After days of wintry mourning, heavy snow blanketed Pyongyang on Wednesday for the funeral of Kim Jong-il, the late leader of Democratic People's Republic of Korea (DPRK).
Tens of thousands of people lined the snowy Pyongyang streets on Wednesday, wailing and clutching their chests as a black hearse carrying Kim Jong-il's body wound its way through the capital.
The funeral procession from the Kumsusan Memorial Palace, where Kim's body had lain in state, was accompanied by top military and party officials. Son and successor Kim Jong-un was the head mourner, walking with one hand on the hearse, the other raised in salute, his head bowed against the wind.
The funeral procession passed by huge crowds of mourners, most of them stood in the snow with their heads bare, and many screaming and flailing their arms as soldiers struggled to keep them from spilling onto the road.

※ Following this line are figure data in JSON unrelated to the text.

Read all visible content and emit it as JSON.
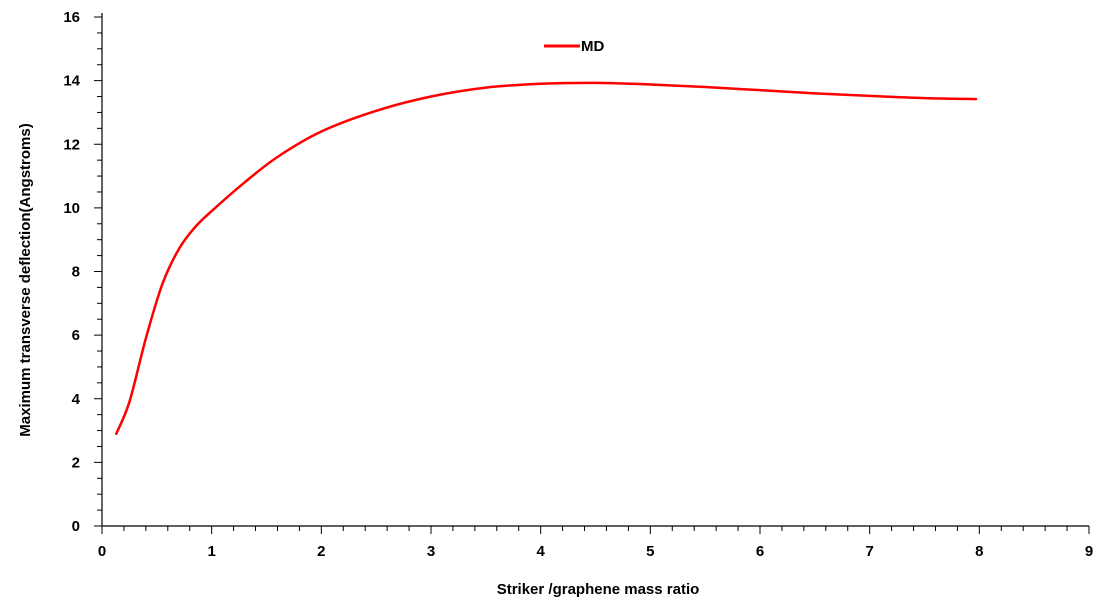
{
  "chart_data": {
    "type": "line",
    "title": "",
    "xlabel": "Striker /graphene mass ratio",
    "ylabel": "Maximum transverse deflection(Angstroms)",
    "xlim": [
      0,
      9
    ],
    "ylim": [
      0,
      16
    ],
    "x_ticks": [
      0,
      1,
      2,
      3,
      4,
      5,
      6,
      7,
      8,
      9
    ],
    "y_ticks": [
      0,
      2,
      4,
      6,
      8,
      10,
      12,
      14,
      16
    ],
    "x_minor_per_major": 5,
    "y_minor_per_major": 4,
    "grid": false,
    "legend_position": "top-center",
    "series": [
      {
        "name": "MD",
        "color": "#ff0000",
        "x": [
          0.13,
          0.25,
          0.4,
          0.55,
          0.7,
          0.85,
          1.0,
          1.3,
          1.6,
          2.0,
          2.5,
          3.0,
          3.5,
          4.0,
          4.5,
          5.0,
          5.5,
          6.0,
          6.5,
          7.0,
          7.5,
          7.97
        ],
        "y": [
          2.9,
          3.9,
          5.9,
          7.6,
          8.7,
          9.4,
          9.9,
          10.8,
          11.6,
          12.4,
          13.05,
          13.5,
          13.78,
          13.9,
          13.93,
          13.88,
          13.8,
          13.7,
          13.6,
          13.52,
          13.45,
          13.42
        ]
      }
    ]
  }
}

The procession to the city's main plaza, Kim Il-sung Square, where hundreds of thousands of DPRK people have been paying their respects over the past 10 days.
Sobs and wails filled the air as mourners stamped their feet and cried as the hearse passed by. Video showed weeping civilians who swayed with grief and shouted "father, father".

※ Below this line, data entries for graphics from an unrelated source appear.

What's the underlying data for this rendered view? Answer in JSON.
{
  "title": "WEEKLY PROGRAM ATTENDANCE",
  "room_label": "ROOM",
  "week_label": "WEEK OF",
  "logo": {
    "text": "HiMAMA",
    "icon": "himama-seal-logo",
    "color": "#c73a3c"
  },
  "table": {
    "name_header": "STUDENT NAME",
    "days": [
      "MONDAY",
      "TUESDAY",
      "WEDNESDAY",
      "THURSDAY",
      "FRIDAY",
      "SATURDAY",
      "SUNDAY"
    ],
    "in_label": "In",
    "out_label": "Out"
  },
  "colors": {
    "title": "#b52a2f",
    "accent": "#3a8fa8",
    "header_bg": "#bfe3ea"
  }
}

"Seeing this white snow fall has made me think of the general's efforts, and this brings tears to my eyes," Seo Ju-rim, a red-cheeked, weeping female soldier, told the DPRK TV.
"How can the sky not cry?" a weeping soldier standing in the snow said to state TV. "The people ... are all crying tears of blood."
Like his father Kim Il-sung's funeral in 1994, Kim Jong-il's coffin was wrapped in a red flag. A limousine carrying a huge portrait of a smiling Kim led the procession, and soldiers followed the hearse and lined the streets. A national memorial service will take place at noon on Thursday, DPRK media said.
Wednesday's procession was accompanied by military music, the DPRK's state media said the memorial route was about 40 km long, though top officials did not walk the entire route.
The procession ended after about three hours with 21 guns fired in salute as the top leadership looked on from a podium.
Heavy snow was falling in Pyongyang, which state media characterized in the early days of mourning as proof that the skies were "grieving" for Kim Jong-il as well.